La fiscalité a fait tomber Al Capone. Peut-elle nous aider à combattre la corruption ?

Anne-Lise Prigent, L’Observateur de l’OCDE

Photo : Robert de Niro en Al Capone dans Les Incorruptibles, 1987. ©Entertainment Pictures/Alamy Stock Photo

Chaque année, entre 1500 et 2000 milliards de dollars partent en fumée en pots-de-vin, soit 2% de l’économie mondiale. Il ne s’agit là que d’une partie infime de la corruption qui gangrène la planète. Cette corruption nourrit le terrorisme, le changement climatique ou encore la crise des réfugiés. Elle mine la confiance des citoyens dans les gouvernements et les marchés. La corruption peut également tuer, par exemple quand des bâtiments sont érigés au mépris des normes techniques afin de gagner des contrats et de remplir quelques poches. La corruption nuit sérieusement au développement.

C’est pourquoi le combat contre la corruption et les pots-de-vin fait partie intégrante des Objectifs de développement durable (objectif 16-5). Et il ne pourra être gagné sans la meilleure des armes : la coopération.

Pourtant, alors qu’une armée est déjà – par nature – stratégiquement déployée dans presque tous les pays du monde, on ne l’utilise pas – ou pas assez, comme je le souligne dans cet article.

Les contrôleurs fiscaux sont idéalement positionnés pour repérer les transactions suspectes. Ils pourraient aider à barrer la route de la corruption, comme ils ont barré celle d’Al Capone en son temps. Mais pour cela, il faudrait mettre en place une vraie coopération entre les autorités fiscales et celles qui luttent contre la corruption.

Car les chiffres laissent plutôt rêveurs. Parmi toutes les affaires de corruption internationale liées à des pots-de-vin, combien ont été détectées par les autorités fiscales entre 1999 et 2017 ? Un pour cent. Oui, un pour cent…

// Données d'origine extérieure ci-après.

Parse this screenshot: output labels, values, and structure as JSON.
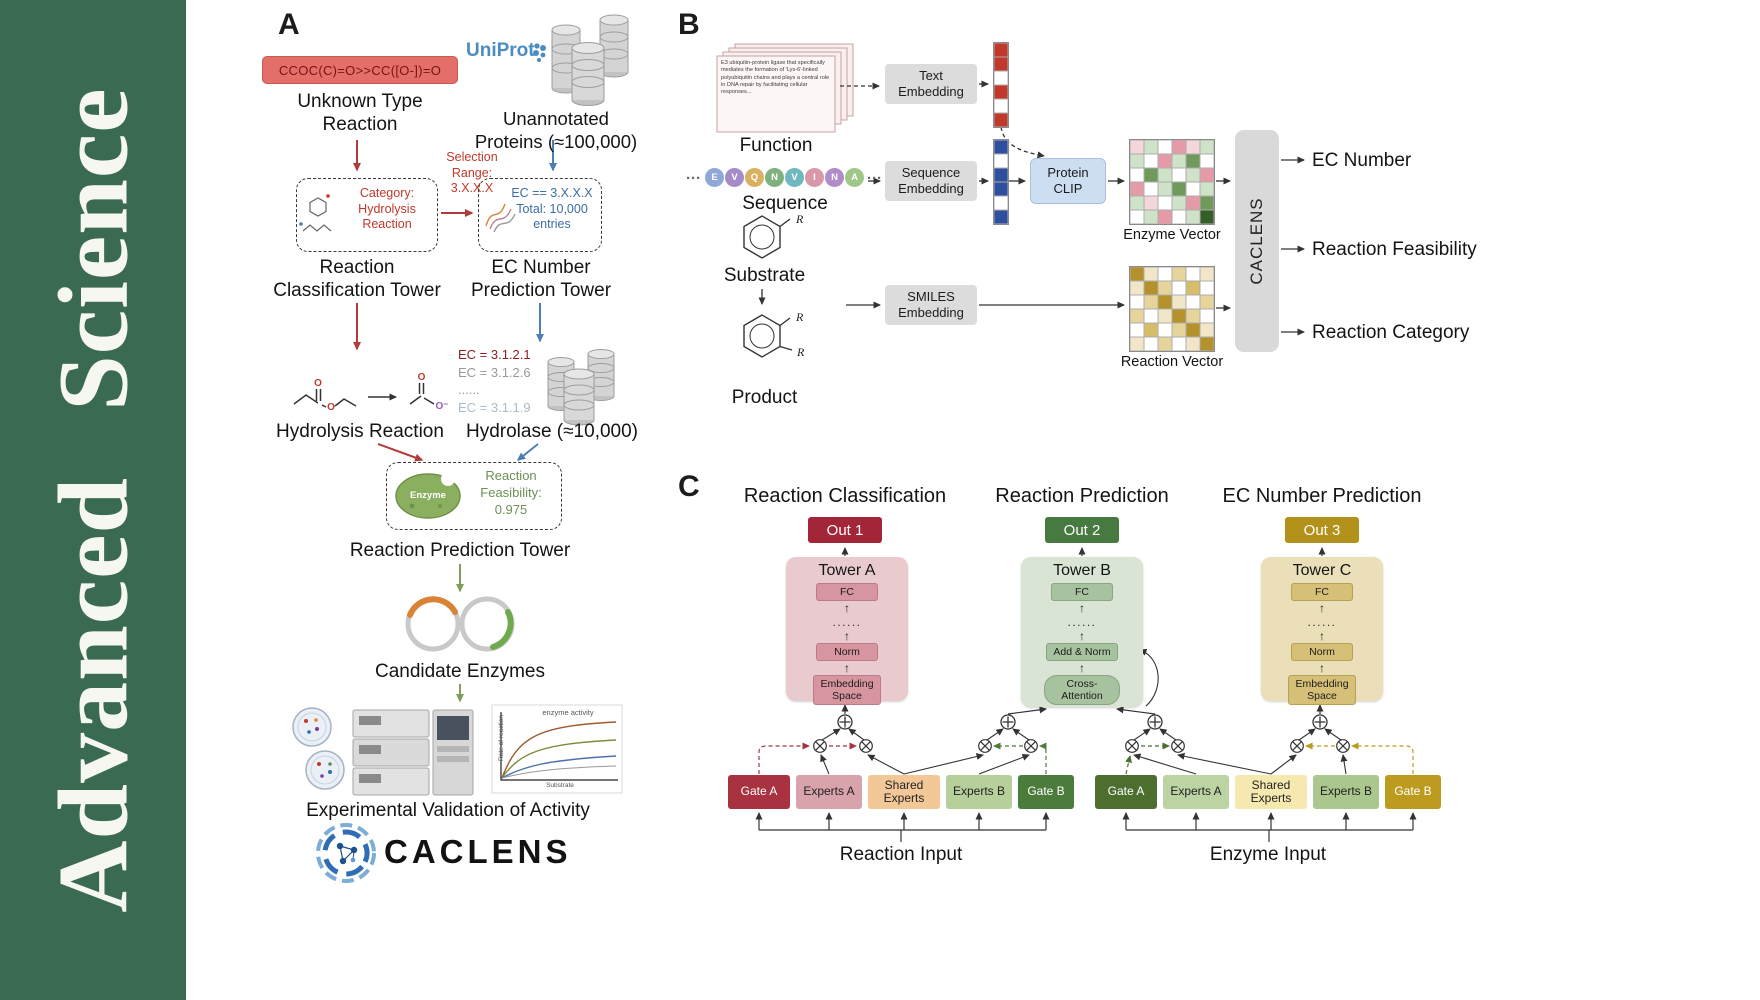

On a donc d’un côté des enquêteurs et procureurs fiscaux qui cherchent à traquer les cas de corruption. Et de l’autre, des contrôleurs fiscaux qui ont accès à une mine d’information. Ces deux équipes naturellement complémentaires ne jouent pas assez ensemble.

Pendant ce temps, les acteurs de l’économie criminelle coopèrent et prospèrent.

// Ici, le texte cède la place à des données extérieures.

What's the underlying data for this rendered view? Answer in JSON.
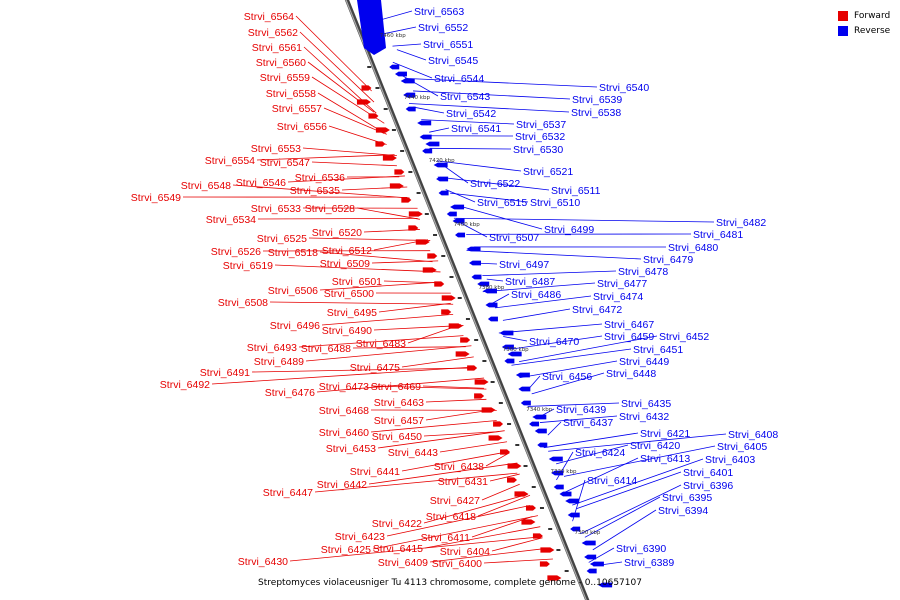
{
  "legend": {
    "forward": {
      "label": "Forward",
      "color": "#e60000"
    },
    "reverse": {
      "label": "Reverse",
      "color": "#0000ee"
    }
  },
  "caption": "Streptomyces violaceusniger Tu 4113 chromosome, complete genome - 0..10657107",
  "ticks": [
    "7460 kbp",
    "7440 kbp",
    "7420 kbp",
    "7400 kbp",
    "7380 kbp",
    "7360 kbp",
    "7340 kbp",
    "7320 kbp",
    "7300 kbp"
  ],
  "forward_labels": [
    "Strvi_6564",
    "Strvi_6562",
    "Strvi_6561",
    "Strvi_6560",
    "Strvi_6559",
    "Strvi_6558",
    "Strvi_6557",
    "Strvi_6556",
    "Strvi_6553",
    "Strvi_6554",
    "Strvi_6547",
    "Strvi_6536",
    "Strvi_6546",
    "Strvi_6535",
    "Strvi_6548",
    "Strvi_6549",
    "Strvi_6533",
    "Strvi_6528",
    "Strvi_6534",
    "Strvi_6520",
    "Strvi_6525",
    "Strvi_6512",
    "Strvi_6526",
    "Strvi_6518",
    "Strvi_6509",
    "Strvi_6519",
    "Strvi_6501",
    "Strvi_6506",
    "Strvi_6500",
    "Strvi_6508",
    "Strvi_6495",
    "Strvi_6496",
    "Strvi_6490",
    "Strvi_6483",
    "Strvi_6493",
    "Strvi_6488",
    "Strvi_6489",
    "Strvi_6475",
    "Strvi_6491",
    "Strvi_6492",
    "Strvi_6476",
    "Strvi_6473",
    "Strvi_6469",
    "Strvi_6463",
    "Strvi_6468",
    "Strvi_6457",
    "Strvi_6460",
    "Strvi_6450",
    "Strvi_6453",
    "Strvi_6443",
    "Strvi_6438",
    "Strvi_6441",
    "Strvi_6442",
    "Strvi_6431",
    "Strvi_6447",
    "Strvi_6427",
    "Strvi_6418",
    "Strvi_6422",
    "Strvi_6423",
    "Strvi_6411",
    "Strvi_6425",
    "Strvi_6415",
    "Strvi_6404",
    "Strvi_6430",
    "Strvi_6409",
    "Strvi_6400"
  ],
  "reverse_labels": [
    "Strvi_6563",
    "Strvi_6552",
    "Strvi_6551",
    "Strvi_6545",
    "Strvi_6544",
    "Strvi_6543",
    "Strvi_6540",
    "Strvi_6539",
    "Strvi_6538",
    "Strvi_6542",
    "Strvi_6537",
    "Strvi_6541",
    "Strvi_6532",
    "Strvi_6530",
    "Strvi_6521",
    "Strvi_6522",
    "Strvi_6511",
    "Strvi_6515",
    "Strvi_6510",
    "Strvi_6499",
    "Strvi_6482",
    "Strvi_6507",
    "Strvi_6481",
    "Strvi_6480",
    "Strvi_6479",
    "Strvi_6497",
    "Strvi_6478",
    "Strvi_6487",
    "Strvi_6477",
    "Strvi_6486",
    "Strvi_6474",
    "Strvi_6472",
    "Strvi_6467",
    "Strvi_6470",
    "Strvi_6459",
    "Strvi_6452",
    "Strvi_6451",
    "Strvi_6449",
    "Strvi_6456",
    "Strvi_6448",
    "Strvi_6435",
    "Strvi_6439",
    "Strvi_6432",
    "Strvi_6437",
    "Strvi_6421",
    "Strvi_6408",
    "Strvi_6420",
    "Strvi_6405",
    "Strvi_6424",
    "Strvi_6413",
    "Strvi_6403",
    "Strvi_6401",
    "Strvi_6414",
    "Strvi_6396",
    "Strvi_6395",
    "Strvi_6394",
    "Strvi_6390",
    "Strvi_6389"
  ]
}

Pouvons-nous renverser la vapeur ? Oui, si nous le voulons. Le Forum mondial 2018 de l’OCDE sur l’intégrité et la lutte anti-corruption a montré comment.

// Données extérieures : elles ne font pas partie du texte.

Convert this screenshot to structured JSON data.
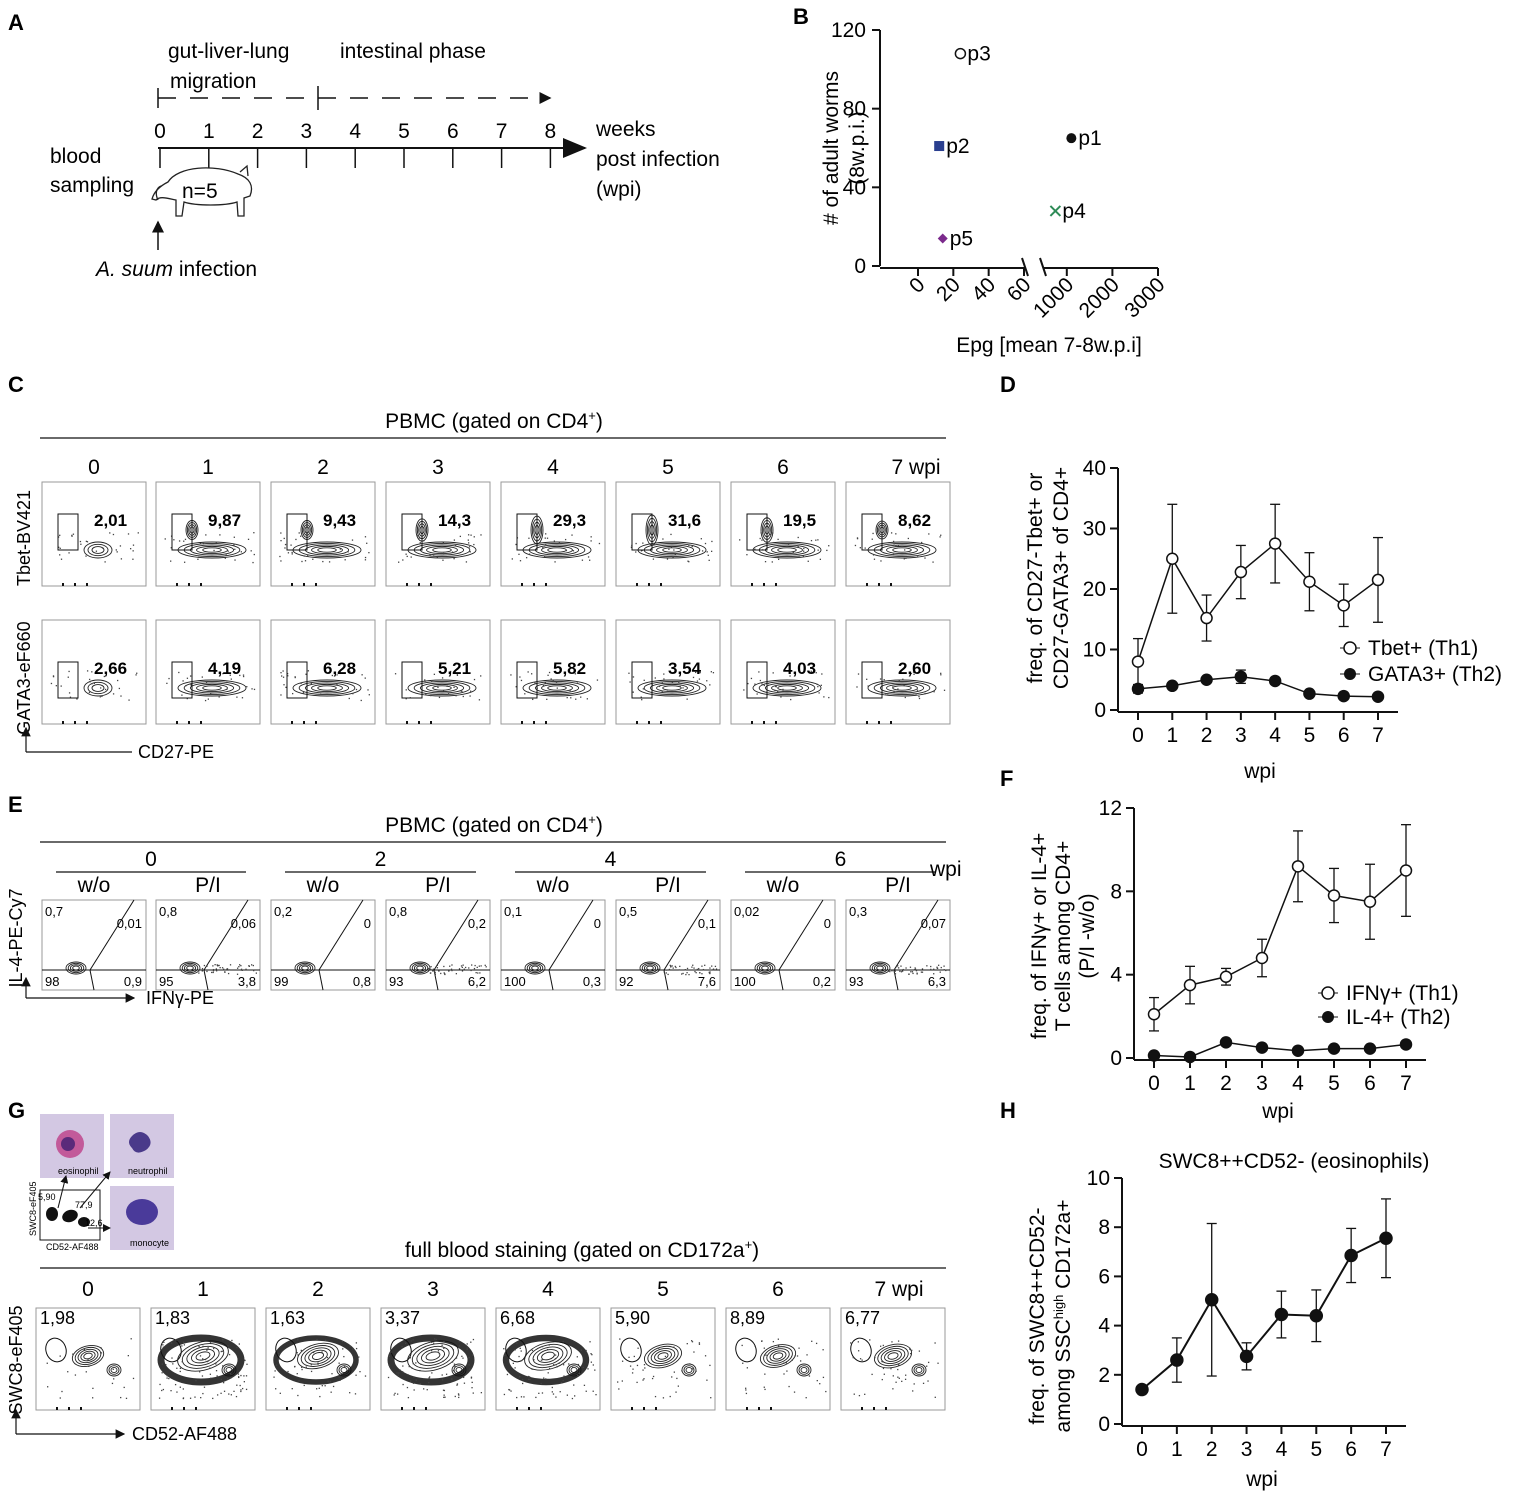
{
  "panel_labels": {
    "A": "A",
    "B": "B",
    "C": "C",
    "D": "D",
    "E": "E",
    "F": "F",
    "G": "G",
    "H": "H"
  },
  "panelA": {
    "phase1_line1": "gut-liver-lung",
    "phase1_line2": "migration",
    "phase2": "intestinal phase",
    "weeks": [
      "0",
      "1",
      "2",
      "3",
      "4",
      "5",
      "6",
      "7",
      "8"
    ],
    "axis_label_1": "weeks",
    "axis_label_2": "post infection",
    "axis_label_3": "(wpi)",
    "blood_1": "blood",
    "blood_2": "sampling",
    "n": "n=5",
    "infection_species": "A. suum",
    "infection_word": " infection"
  },
  "panelB": {
    "ylabel_1": "# of adult worms",
    "ylabel_2": "(8w.p.i.)",
    "xlabel": "Epg [mean 7-8w.p.i]",
    "yticks": [
      "0",
      "40",
      "80",
      "120"
    ],
    "xticks_left": [
      "0",
      "20",
      "40",
      "60"
    ],
    "xticks_right": [
      "1000",
      "2000",
      "3000"
    ]
  },
  "chart_data": [
    {
      "type": "scatter",
      "title": "",
      "xlabel": "Epg [mean 7-8w.p.i]",
      "ylabel": "# of adult worms (8w.p.i.)",
      "ylim": [
        0,
        120
      ],
      "x_axis_break": {
        "left_range": [
          0,
          60
        ],
        "right_range": [
          500,
          3000
        ]
      },
      "points": [
        {
          "label": "p1",
          "x": 1100,
          "y": 65,
          "marker": "filled-circle",
          "color": "#111111"
        },
        {
          "label": "p2",
          "x": 12,
          "y": 61,
          "marker": "square",
          "color": "#2a3f8f"
        },
        {
          "label": "p3",
          "x": 24,
          "y": 108,
          "marker": "open-circle",
          "color": "#111111"
        },
        {
          "label": "p4",
          "x": 750,
          "y": 28,
          "marker": "x",
          "color": "#2e8b57"
        },
        {
          "label": "p5",
          "x": 14,
          "y": 14,
          "marker": "diamond",
          "color": "#7b2a8c"
        }
      ]
    },
    {
      "type": "line",
      "title": "",
      "xlabel": "wpi",
      "ylabel_1": "freq. of CD27-Tbet+ or",
      "ylabel_2": "CD27-GATA3+ of CD4+",
      "x": [
        0,
        1,
        2,
        3,
        4,
        5,
        6,
        7
      ],
      "ylim": [
        0,
        40
      ],
      "yticks": [
        0,
        10,
        20,
        30,
        40
      ],
      "series": [
        {
          "name": "Tbet+ (Th1)",
          "marker": "open-circle",
          "values": [
            8,
            25,
            15.2,
            22.8,
            27.5,
            21.2,
            17.3,
            21.5
          ],
          "err": [
            3.8,
            9,
            3.8,
            4.4,
            6.5,
            4.8,
            3.5,
            7
          ]
        },
        {
          "name": "GATA3+ (Th2)",
          "marker": "filled-circle",
          "values": [
            3.5,
            4,
            5,
            5.5,
            4.8,
            2.7,
            2.3,
            2.2
          ],
          "err": [
            0.7,
            0.5,
            0.4,
            1.1,
            0.5,
            0.3,
            0.3,
            0.3
          ]
        }
      ]
    },
    {
      "type": "line",
      "title": "",
      "xlabel": "wpi",
      "ylabel_1": "freq. of IFNγ+ or IL-4+",
      "ylabel_2": "T cells among CD4+",
      "ylabel_3": "(P/I -w/o)",
      "x": [
        0,
        1,
        2,
        3,
        4,
        5,
        6,
        7
      ],
      "ylim": [
        0,
        12
      ],
      "yticks": [
        0,
        4,
        8,
        12
      ],
      "series": [
        {
          "name": "IFNγ+ (Th1)",
          "marker": "open-circle",
          "values": [
            2.1,
            3.5,
            3.9,
            4.8,
            9.2,
            7.8,
            7.5,
            9.0
          ],
          "err": [
            0.8,
            0.9,
            0.4,
            0.9,
            1.7,
            1.3,
            1.8,
            2.2
          ]
        },
        {
          "name": "IL-4+ (Th2)",
          "marker": "filled-circle",
          "values": [
            0.12,
            0.05,
            0.75,
            0.5,
            0.35,
            0.45,
            0.45,
            0.65
          ],
          "err": [
            0.05,
            0.05,
            0.1,
            0.1,
            0.05,
            0.05,
            0.05,
            0.08
          ]
        }
      ]
    },
    {
      "type": "line",
      "title": "SWC8++CD52- (eosinophils)",
      "xlabel": "wpi",
      "ylabel_1": "freq. of SWC8++CD52-",
      "ylabel_2_pre": "among SSC",
      "ylabel_2_sup": "high",
      "ylabel_2_post": " CD172a+",
      "x": [
        0,
        1,
        2,
        3,
        4,
        5,
        6,
        7
      ],
      "ylim": [
        0,
        10
      ],
      "yticks": [
        0,
        2,
        4,
        6,
        8,
        10
      ],
      "series": [
        {
          "name": "eosinophils",
          "marker": "filled-circle",
          "values": [
            1.4,
            2.6,
            5.05,
            2.75,
            4.45,
            4.4,
            6.85,
            7.55
          ],
          "err": [
            0.1,
            0.9,
            3.1,
            0.55,
            0.95,
            1.05,
            1.1,
            1.6
          ]
        }
      ]
    }
  ],
  "panelC": {
    "header": "PBMC (gated on CD4",
    "header_sup": "+",
    "header_close": ")",
    "columns": [
      "0",
      "1",
      "2",
      "3",
      "4",
      "5",
      "6",
      "7 wpi"
    ],
    "row1_label": "Tbet-BV421",
    "row2_label": "GATA3-eF660",
    "xaxis_label": "CD27-PE",
    "tbet_values": [
      "2,01",
      "9,87",
      "9,43",
      "14,3",
      "29,3",
      "31,6",
      "19,5",
      "8,62"
    ],
    "gata3_values": [
      "2,66",
      "4,19",
      "6,28",
      "5,21",
      "5,82",
      "3,54",
      "4,03",
      "2,60"
    ]
  },
  "panelE": {
    "header": "PBMC (gated on CD4",
    "header_sup": "+",
    "header_close": ")",
    "timepoints": [
      "0",
      "2",
      "4",
      "6"
    ],
    "wpi": "wpi",
    "conditions": [
      "w/o",
      "P/I"
    ],
    "ylabel": "IL-4-PE-Cy7",
    "xlabel": "IFNγ-PE",
    "plots": [
      {
        "tl": "0,7",
        "tr": "0,01",
        "bl": "98",
        "br": "0,9"
      },
      {
        "tl": "0,8",
        "tr": "0,06",
        "bl": "95",
        "br": "3,8"
      },
      {
        "tl": "0,2",
        "tr": "0",
        "bl": "99",
        "br": "0,8"
      },
      {
        "tl": "0,8",
        "tr": "0,2",
        "bl": "93",
        "br": "6,2"
      },
      {
        "tl": "0,1",
        "tr": "0",
        "bl": "100",
        "br": "0,3"
      },
      {
        "tl": "0,5",
        "tr": "0,1",
        "bl": "92",
        "br": "7,6"
      },
      {
        "tl": "0,02",
        "tr": "0",
        "bl": "100",
        "br": "0,2"
      },
      {
        "tl": "0,3",
        "tr": "0,07",
        "bl": "93",
        "br": "6,3"
      }
    ]
  },
  "panelG": {
    "header": "full blood staining (gated on CD172a",
    "header_sup": "+",
    "header_close": ")",
    "columns": [
      "0",
      "1",
      "2",
      "3",
      "4",
      "5",
      "6",
      "7 wpi"
    ],
    "values": [
      "1,98",
      "1,83",
      "1,63",
      "3,37",
      "6,68",
      "5,90",
      "8,89",
      "6,77"
    ],
    "ylabel": "SWC8-eF405",
    "xlabel": "CD52-AF488",
    "inset": {
      "eosinophil": "eosinophil",
      "neutrophil": "neutrophil",
      "monocyte": "monocyte",
      "v1": "5,90",
      "v2": "77,9",
      "v3": "12,6",
      "ylab": "SWC8-eF405",
      "xlab": "CD52-AF488"
    }
  },
  "colors": {
    "p2": "#2a3f8f",
    "p4": "#2e8b57",
    "p5": "#7b2a8c",
    "cell_bg": "#cfc4e0"
  }
}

L’Observateur de l’OCDE vous en dit plus ici : La fiscalité à l’assaut de la corruption : ce que peut la coopération.

©OECD Insights, avril 2018

Tax got Al Capone. Could tax now be a way of beating corruption?

Anne-Lise Prigent, OECD Observer

Pictured: Robert De Niro as Al Capone in The Untouchables, 1987. ©Entertainment Pictures/Alamy Stock Photo

Every year, bribes eat up an estimated 1 500 to 2 000 billion dollars, the equivalent of 2% of the global economy. And this is just a tiny fraction of the corruption that infects our world, feeding terrorism, climate change and the refugee crisis. Corruption undermines the public’s trust in government and markets, and holds back development. Corruption can even cost lives, as the likes of building and engineering standards are secretly bypassed to win contracts and line a few pockets, sometimes with tragic consequences.

No wonder the fight against corruption and bribery is built into the Sustainable Development Goals in Target 16-5. But the fight will not be won without co-operation and, as I highlight in this article, this sorely underused weapon could become very powerful if properly deployed.

Take the world’s tax inspectors. We have a veritable army at our disposal which is already strategically deployed in the field, in virtually every country in the world. Surely our tax inspectors could be trained to spot suspicious transactions. They could help stop corruption in its tracks, as they stopped Al Capone. For this to happen, we need more co-operation between anti-corruption and tax authorities.

How many of the international corruption cases linked to bribery between 1999 and 2017 were brought to light by tax authorities? Barely 1%. Yes, 1%!

There are investigators and prosecutors tracking down corruption cases. And then we have tax inspectors with access to a mine of financial information. But the two teams rarely co-operate, rarely join the dots.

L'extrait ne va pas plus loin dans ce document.